Muito do que foi dito acerca do catolicismo romano, como a ênfase litúrgica, a realidade da igreja enquanto instituição divina pode ser aplicada também à Ortodoxia, entretanto, ainda assim há diferentes ênfases e práticas espirituais que a distinguem das demais tradições cristãs.

Postagens anteriores sobre o tema teologia da espiritualidade:

A Ortodoxia tem um forte senso de continuidade com a tradição apostólica. Consideram-se os mais próximos daquilo que foi chamado de igreja primitiva e período patrístico da igreja.
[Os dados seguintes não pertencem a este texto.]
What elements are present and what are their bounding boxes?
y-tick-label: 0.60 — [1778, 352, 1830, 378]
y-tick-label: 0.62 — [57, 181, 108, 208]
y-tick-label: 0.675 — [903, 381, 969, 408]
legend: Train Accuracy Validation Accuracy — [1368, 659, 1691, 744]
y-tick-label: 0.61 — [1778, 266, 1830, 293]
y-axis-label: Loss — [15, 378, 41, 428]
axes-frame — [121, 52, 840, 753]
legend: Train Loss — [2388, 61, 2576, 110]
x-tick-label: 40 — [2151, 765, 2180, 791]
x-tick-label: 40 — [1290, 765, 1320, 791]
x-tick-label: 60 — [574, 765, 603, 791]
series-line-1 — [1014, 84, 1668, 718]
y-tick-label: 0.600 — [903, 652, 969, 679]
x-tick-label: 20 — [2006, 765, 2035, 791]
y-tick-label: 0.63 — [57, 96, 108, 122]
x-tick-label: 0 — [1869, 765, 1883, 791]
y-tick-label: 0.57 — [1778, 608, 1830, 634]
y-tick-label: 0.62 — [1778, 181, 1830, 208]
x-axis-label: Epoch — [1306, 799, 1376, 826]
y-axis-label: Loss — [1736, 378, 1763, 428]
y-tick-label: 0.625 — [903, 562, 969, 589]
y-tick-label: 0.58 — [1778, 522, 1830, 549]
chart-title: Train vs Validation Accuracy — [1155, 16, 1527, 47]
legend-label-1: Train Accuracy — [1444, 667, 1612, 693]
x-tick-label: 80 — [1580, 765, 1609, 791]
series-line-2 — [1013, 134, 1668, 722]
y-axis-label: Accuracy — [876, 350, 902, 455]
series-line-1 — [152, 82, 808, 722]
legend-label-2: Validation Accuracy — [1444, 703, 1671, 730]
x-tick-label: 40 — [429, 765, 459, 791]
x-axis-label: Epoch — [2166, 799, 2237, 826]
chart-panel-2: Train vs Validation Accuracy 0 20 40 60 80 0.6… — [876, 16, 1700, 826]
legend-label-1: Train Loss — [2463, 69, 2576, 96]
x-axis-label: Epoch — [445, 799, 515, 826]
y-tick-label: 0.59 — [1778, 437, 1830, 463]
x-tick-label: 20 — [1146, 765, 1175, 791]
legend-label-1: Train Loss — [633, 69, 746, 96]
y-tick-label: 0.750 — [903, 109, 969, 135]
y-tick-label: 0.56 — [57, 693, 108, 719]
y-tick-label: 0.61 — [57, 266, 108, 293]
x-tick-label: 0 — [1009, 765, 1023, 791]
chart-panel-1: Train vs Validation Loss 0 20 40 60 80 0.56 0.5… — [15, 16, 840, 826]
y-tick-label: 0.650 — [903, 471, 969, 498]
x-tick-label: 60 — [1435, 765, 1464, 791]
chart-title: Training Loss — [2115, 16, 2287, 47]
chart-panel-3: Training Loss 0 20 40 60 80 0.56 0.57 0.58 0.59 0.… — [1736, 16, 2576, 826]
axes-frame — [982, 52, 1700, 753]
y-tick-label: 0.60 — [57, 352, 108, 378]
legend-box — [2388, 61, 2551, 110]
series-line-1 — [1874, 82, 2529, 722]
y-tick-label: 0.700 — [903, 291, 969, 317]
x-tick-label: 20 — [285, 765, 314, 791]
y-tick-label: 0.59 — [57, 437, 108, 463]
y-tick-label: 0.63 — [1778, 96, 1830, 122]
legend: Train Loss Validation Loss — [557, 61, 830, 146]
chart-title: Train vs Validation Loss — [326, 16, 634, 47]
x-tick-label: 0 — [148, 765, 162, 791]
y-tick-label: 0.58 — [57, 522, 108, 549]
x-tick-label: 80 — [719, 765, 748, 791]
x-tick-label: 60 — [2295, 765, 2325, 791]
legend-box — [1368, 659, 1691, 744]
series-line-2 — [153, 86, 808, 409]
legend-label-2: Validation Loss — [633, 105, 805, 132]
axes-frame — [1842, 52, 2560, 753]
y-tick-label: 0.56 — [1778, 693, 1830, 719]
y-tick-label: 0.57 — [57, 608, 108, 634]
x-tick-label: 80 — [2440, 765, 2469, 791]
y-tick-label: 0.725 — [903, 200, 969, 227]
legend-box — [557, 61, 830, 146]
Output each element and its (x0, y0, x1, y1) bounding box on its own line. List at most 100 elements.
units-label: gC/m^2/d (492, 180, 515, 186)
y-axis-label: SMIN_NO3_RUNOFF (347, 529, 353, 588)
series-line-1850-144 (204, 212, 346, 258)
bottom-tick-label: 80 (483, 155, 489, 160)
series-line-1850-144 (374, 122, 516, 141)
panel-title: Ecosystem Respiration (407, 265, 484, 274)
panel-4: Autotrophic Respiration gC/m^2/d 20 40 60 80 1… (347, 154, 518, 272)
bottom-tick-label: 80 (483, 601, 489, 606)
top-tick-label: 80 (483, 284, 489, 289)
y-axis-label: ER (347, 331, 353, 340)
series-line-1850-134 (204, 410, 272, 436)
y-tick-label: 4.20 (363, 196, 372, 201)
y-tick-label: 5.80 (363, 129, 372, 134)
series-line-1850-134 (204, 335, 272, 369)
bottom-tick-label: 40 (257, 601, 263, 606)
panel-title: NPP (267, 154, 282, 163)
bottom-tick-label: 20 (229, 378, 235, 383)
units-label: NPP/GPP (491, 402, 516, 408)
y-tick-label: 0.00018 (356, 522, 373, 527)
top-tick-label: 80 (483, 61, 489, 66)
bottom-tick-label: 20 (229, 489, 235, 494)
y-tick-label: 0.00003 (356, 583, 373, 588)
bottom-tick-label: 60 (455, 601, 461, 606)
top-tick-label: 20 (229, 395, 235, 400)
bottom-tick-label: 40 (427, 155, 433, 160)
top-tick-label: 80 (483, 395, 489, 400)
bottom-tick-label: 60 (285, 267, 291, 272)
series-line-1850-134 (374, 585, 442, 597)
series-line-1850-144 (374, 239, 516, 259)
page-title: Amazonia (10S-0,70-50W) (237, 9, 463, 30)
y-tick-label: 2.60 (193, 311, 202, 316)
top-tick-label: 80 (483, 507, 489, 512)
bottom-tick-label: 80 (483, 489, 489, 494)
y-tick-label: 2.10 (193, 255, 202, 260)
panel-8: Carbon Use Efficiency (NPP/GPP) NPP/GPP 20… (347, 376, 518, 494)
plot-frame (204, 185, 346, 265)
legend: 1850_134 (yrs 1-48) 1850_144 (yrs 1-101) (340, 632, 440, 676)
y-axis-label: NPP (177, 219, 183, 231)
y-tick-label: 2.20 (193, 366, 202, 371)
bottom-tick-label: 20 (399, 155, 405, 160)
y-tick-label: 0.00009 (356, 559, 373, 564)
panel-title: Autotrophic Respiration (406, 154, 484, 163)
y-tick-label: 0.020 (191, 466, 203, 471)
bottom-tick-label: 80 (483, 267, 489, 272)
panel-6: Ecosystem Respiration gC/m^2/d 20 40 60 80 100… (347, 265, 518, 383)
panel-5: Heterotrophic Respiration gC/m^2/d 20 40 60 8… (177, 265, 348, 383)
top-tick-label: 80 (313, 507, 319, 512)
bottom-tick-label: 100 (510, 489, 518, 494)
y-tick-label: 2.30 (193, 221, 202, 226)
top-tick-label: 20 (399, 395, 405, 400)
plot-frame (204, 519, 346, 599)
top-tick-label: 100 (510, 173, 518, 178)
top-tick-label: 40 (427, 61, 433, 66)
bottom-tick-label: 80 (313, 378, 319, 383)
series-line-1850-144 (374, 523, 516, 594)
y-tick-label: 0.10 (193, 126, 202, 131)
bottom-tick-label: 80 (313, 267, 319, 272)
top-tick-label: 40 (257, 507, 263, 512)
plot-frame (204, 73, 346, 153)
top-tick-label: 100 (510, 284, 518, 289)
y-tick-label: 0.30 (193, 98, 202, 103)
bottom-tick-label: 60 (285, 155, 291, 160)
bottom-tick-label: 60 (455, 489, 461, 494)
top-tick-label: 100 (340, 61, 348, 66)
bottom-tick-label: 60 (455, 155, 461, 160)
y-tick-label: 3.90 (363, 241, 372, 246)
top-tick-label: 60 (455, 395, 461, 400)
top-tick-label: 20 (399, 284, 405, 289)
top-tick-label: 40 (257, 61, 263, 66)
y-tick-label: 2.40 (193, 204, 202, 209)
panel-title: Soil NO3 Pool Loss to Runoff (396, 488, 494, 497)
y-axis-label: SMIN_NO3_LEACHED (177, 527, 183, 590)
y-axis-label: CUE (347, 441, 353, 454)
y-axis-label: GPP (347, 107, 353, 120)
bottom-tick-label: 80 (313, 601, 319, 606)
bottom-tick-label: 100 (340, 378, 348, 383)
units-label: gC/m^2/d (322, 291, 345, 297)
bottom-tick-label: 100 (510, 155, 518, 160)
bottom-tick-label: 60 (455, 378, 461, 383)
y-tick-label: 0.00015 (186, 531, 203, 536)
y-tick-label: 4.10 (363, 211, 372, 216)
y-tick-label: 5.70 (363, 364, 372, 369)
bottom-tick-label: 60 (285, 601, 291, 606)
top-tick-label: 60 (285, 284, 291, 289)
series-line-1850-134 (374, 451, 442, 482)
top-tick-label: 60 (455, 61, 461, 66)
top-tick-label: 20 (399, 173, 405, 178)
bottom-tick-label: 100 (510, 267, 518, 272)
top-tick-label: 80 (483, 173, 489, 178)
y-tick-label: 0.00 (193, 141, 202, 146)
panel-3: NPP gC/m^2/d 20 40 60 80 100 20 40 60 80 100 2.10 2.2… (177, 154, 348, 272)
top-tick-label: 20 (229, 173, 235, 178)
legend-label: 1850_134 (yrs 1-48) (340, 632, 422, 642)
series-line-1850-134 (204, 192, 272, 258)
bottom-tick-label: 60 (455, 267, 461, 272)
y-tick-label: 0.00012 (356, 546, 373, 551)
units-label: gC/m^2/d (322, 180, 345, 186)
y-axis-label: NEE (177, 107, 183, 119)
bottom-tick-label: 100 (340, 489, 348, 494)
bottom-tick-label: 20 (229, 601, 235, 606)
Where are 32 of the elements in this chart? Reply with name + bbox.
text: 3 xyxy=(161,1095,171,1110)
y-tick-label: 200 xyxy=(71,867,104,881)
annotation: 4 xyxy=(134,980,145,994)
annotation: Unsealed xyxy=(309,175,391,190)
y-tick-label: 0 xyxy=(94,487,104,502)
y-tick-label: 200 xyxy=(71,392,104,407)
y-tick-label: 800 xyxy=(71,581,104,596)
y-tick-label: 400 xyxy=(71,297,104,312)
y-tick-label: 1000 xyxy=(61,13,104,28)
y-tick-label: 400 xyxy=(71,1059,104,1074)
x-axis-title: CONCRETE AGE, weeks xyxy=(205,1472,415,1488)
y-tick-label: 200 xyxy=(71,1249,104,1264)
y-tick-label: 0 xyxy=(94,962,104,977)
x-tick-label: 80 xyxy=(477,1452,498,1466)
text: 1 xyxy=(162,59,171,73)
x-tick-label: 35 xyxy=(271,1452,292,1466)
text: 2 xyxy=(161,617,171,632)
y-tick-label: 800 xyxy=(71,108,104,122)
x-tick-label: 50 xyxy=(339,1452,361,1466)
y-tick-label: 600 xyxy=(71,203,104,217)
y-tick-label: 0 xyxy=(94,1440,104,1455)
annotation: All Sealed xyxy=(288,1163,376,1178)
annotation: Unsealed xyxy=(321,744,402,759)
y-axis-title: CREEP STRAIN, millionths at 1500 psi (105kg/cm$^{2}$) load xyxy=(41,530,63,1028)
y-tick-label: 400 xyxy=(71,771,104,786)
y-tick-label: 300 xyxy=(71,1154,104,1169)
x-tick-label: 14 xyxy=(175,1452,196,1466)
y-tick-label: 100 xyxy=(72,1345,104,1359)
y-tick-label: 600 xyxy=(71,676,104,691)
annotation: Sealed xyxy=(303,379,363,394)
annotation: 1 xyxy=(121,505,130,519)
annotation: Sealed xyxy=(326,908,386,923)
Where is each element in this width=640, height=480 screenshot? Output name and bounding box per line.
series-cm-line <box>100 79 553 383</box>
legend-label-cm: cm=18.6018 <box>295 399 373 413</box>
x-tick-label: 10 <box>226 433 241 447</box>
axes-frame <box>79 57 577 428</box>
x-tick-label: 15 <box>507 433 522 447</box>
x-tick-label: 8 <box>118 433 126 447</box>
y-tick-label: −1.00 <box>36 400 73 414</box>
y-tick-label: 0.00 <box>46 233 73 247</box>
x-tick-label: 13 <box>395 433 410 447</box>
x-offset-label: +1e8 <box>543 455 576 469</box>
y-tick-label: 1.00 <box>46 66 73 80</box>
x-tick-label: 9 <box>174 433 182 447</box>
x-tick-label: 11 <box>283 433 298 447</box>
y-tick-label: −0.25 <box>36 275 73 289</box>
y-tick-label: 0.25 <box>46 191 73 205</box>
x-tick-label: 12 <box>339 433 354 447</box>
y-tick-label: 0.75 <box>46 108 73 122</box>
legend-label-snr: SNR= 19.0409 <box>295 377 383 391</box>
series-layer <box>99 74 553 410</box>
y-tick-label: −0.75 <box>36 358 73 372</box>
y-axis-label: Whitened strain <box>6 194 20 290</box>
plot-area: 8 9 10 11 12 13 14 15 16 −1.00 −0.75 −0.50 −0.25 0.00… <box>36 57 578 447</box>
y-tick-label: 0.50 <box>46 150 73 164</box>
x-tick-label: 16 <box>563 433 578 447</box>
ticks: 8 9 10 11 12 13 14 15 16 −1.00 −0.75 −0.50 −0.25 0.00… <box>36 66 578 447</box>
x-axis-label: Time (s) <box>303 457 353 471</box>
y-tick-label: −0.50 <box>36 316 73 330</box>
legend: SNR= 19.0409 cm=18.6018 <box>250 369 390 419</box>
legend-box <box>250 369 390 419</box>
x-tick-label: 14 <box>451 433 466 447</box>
Notáveis teólogos como Gregório de Nissa, Gregório Nazianzeno, Atanásio de Alexandria, Máximo o Confessor, João Damasceno pertenceram à tradição oriental. Os chamados concílios ecumênicos no primeiro milênio foram realizados em sedes ortodoxas. Para se ter uma ideia do forte senso de tradição desta comunhão, são celebradas liturgias conforme ritos muito antigos, como por exemplo, a Divina Liturgia, atribuída a São João Crisóstomo. Hoje, as expressões mais significativas da ortodoxia são a russa e a grega, mas também estão possuem uma comunidade grande nos EUA, no Canadá, na Austrália, e em outros países, mesmo no Brasil, por conta da imigração. Seus padres não são obrigados a serem celibatários; somente os bispos, que são escolhidos dentre os monges, s.m.j.. A ortodoxia está organizada em patriarcados, sendo que seus líderes primazes são chamados de patriarcas. O líder Maximo da Ortodoxia é o Patriarca de Constantinopla (Istambul). Também há uma riquíssima tradição monástica, tendo sua principal referência no conhecido Monte Athos. Embora não sejam contrários à utilização de imagens, sua ênfase maior está nos ícones, considerados janelas de percepção para os céus (quase um sacramento). Cada ícone tem uma forma especial de ser pintado, utilizando-se materiais e técnicas muito antigas, e exigindo uma atitude reverencial e especial de quem o elabora. Pelo menos em teoria, um cristão ortodoxo  comum, para ter um ícone em casa, precisa ter a aprovação de uma autoridade religiosa,geralmente o padre (presbítero) a fim de que não o utilize de forma errônea. Embora também acreditem na doutrina da intercessão dos santos, dando um lugar especial á Virgem Maria, não existe uma “mariologia” propriamente dita em sua teologia, e nem mesmo um culto individual a ela, como no catolicismo romano (isso, eu ouvi em um congresso católico/ortodoxo/anglicano acerca do assunto, e eu era o único protestante participando na ocasião).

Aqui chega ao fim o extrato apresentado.